CMOS Implementation of Field Programmable Spiking Neural Network for Hardware Reservoir Computing

Ckristian Duran, Nanako Kimura, Zolboo Byambadorj, Tetsuya Iizuka

Published: 2025/9/22

Abstract

The increasing complexity and energy demands of large-scale neural networks, such as Deep Neural Networks (DNNs) and Large Language Models (LLMs), challenge their practical deployment in edge applications due to high power consumption, area requirements, and privacy concerns.
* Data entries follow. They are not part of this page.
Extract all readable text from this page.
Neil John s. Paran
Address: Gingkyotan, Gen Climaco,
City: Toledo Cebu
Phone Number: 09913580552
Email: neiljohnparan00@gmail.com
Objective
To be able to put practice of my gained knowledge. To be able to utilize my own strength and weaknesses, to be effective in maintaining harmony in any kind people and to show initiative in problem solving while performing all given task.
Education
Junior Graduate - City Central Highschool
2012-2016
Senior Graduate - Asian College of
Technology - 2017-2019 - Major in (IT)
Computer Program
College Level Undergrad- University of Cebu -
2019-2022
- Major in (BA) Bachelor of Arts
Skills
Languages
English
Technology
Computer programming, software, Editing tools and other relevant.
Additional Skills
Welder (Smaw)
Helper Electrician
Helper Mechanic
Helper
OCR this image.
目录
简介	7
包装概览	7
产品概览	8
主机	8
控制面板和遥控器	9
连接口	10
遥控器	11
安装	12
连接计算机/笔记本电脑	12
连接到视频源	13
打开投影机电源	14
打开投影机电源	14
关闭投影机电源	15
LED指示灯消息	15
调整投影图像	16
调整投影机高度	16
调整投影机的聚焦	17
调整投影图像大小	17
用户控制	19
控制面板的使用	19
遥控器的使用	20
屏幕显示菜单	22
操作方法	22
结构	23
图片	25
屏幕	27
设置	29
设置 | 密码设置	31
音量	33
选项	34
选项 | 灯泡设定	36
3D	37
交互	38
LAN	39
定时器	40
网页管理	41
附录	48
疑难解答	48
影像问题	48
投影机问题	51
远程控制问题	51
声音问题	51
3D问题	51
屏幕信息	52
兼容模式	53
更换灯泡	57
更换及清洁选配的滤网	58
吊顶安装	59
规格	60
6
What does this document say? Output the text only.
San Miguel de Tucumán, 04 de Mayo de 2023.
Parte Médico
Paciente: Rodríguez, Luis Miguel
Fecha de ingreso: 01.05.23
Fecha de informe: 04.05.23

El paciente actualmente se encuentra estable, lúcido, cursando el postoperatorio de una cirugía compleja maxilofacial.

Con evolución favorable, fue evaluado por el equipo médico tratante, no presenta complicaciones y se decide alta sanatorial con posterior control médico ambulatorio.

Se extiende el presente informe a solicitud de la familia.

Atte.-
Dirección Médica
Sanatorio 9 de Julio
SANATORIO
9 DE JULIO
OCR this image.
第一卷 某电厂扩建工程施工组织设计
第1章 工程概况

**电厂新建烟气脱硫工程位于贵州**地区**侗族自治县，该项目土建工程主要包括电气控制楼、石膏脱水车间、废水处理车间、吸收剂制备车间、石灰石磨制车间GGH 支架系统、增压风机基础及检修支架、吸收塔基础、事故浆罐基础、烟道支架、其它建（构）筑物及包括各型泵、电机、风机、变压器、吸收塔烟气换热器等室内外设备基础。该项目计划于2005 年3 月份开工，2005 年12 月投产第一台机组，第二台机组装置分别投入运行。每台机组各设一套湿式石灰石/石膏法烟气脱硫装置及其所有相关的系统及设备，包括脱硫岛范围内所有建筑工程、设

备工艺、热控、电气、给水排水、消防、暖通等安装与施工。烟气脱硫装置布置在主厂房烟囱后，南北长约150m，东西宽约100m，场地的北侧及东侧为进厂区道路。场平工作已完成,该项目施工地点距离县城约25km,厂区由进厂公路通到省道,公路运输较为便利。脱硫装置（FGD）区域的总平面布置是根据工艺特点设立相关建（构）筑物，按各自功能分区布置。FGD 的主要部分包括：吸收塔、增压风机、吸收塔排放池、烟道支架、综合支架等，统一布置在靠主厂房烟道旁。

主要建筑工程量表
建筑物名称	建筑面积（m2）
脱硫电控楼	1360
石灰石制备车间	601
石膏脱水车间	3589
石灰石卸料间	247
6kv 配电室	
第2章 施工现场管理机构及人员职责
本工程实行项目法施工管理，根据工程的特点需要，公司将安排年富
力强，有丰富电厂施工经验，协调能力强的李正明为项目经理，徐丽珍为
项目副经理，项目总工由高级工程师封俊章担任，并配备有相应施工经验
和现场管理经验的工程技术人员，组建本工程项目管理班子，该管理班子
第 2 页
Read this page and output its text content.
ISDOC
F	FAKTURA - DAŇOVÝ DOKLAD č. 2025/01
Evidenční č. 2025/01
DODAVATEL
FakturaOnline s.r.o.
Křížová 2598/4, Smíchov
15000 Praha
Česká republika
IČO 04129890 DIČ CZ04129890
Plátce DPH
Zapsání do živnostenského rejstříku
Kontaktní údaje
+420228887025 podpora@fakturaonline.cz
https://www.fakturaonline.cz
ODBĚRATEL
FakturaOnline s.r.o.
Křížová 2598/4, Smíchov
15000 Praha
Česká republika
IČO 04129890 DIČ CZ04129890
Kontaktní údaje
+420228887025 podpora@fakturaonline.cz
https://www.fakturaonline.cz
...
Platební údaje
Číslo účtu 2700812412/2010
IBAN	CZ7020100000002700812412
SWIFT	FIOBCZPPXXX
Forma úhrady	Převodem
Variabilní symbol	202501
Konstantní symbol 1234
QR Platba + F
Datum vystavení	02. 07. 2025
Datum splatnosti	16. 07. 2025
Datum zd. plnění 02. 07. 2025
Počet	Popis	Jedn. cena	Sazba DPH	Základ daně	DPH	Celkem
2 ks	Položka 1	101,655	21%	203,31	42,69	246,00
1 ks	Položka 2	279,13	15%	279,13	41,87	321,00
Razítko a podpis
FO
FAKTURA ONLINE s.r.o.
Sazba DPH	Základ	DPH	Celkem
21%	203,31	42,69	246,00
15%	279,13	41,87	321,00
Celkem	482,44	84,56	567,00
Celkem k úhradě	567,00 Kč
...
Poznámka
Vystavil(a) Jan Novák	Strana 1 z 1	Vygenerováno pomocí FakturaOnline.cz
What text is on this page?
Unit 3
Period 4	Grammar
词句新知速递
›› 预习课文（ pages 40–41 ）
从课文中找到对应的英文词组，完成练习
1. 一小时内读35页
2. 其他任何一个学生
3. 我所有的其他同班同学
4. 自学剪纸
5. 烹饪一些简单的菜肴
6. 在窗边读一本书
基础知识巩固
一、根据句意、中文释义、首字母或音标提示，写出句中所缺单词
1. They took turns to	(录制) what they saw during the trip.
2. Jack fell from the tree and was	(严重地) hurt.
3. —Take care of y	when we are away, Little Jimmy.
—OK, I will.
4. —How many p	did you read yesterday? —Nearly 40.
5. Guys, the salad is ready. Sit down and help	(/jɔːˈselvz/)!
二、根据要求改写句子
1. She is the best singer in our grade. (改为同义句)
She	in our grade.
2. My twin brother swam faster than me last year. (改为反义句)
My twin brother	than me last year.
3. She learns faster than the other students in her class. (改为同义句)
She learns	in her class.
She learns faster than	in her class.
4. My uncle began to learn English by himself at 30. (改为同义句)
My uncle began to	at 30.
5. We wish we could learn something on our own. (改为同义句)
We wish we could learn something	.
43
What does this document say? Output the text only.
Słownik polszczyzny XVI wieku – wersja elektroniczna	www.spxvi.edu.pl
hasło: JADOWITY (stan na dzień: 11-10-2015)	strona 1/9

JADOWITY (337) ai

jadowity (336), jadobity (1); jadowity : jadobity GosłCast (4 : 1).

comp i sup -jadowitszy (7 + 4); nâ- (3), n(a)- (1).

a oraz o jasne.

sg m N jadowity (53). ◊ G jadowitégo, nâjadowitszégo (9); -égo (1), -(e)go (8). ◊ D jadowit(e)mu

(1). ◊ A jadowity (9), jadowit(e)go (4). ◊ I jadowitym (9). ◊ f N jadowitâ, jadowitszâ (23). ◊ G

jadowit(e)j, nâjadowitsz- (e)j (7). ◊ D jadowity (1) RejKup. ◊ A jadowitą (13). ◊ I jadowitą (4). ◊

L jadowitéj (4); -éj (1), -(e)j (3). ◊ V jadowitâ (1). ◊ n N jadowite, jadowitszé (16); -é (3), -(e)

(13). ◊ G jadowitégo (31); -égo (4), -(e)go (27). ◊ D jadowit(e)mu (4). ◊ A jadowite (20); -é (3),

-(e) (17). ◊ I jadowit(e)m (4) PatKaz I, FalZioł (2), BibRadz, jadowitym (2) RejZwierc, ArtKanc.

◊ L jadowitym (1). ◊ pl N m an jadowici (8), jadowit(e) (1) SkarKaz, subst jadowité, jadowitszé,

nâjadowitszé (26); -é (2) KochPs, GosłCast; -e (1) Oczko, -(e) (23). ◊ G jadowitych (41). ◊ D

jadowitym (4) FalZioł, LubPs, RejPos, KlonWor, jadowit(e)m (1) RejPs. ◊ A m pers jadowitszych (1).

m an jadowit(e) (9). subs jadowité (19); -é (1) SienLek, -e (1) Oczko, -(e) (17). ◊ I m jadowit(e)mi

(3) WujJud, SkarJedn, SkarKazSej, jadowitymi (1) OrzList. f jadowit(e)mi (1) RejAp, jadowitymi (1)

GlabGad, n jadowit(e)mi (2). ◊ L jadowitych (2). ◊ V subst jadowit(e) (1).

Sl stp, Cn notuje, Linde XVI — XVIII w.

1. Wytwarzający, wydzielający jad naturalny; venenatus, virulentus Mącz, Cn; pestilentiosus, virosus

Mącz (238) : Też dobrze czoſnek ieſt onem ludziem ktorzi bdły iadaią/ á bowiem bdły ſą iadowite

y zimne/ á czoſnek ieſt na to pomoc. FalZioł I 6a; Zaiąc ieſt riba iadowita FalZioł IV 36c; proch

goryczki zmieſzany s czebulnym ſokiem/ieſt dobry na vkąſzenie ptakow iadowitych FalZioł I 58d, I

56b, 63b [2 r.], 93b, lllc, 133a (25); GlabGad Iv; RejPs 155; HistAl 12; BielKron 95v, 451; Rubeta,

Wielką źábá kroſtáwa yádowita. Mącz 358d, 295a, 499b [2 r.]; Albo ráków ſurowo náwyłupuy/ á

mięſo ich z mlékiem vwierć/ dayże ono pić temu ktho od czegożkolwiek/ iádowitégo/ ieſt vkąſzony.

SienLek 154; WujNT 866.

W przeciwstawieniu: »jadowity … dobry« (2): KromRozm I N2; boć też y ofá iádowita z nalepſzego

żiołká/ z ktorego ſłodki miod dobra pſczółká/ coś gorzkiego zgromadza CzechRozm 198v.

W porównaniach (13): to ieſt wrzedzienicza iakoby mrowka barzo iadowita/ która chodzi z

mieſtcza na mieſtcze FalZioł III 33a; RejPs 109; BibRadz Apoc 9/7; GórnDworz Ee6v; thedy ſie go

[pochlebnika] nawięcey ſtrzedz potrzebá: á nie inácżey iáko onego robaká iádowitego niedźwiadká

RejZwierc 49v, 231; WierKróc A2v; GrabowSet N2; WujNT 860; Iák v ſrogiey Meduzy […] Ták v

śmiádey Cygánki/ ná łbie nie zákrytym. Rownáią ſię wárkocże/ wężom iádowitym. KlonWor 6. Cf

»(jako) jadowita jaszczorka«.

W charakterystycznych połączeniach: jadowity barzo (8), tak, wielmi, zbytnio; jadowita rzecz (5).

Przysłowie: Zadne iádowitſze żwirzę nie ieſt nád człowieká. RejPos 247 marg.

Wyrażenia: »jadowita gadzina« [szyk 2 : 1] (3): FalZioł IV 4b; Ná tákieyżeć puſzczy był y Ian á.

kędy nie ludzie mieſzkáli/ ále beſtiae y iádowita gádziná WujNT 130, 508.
Spiking Neural Networks (SNNs), particularly in analog implementations, offer a promising low-power alternative but suffer from noise sensitivity and connectivity limitations. This work presents a novel CMOS-implemented field-programmable neural network architecture for hardware reservoir computing. We propose a Leaky Integrate-and-Fire (LIF) neuron circuit with integrated voltage-controlled oscillators (VCOs) and programmable weighted interconnections via an on-chip FPGA framework, enabling arbitrary reservoir configurations. The system demonstrates effective implementation of the FORCE algorithm learning, linear and non-linear memory capacity benchmarks, and NARMA10 tasks, both in simulation and actual chip measurements. The neuron design achieves compact area utilization (around 540 NAND2-equivalent units) and low energy consumption (21.7 pJ/pulse) without requiring ADCs for information readout, making it ideal for system-on-chip integration of reservoir computing. This architecture paves the way for scalable, energy-efficient neuromorphic systems capable of performing real-time learning and inference with high configurability and digital interfacing.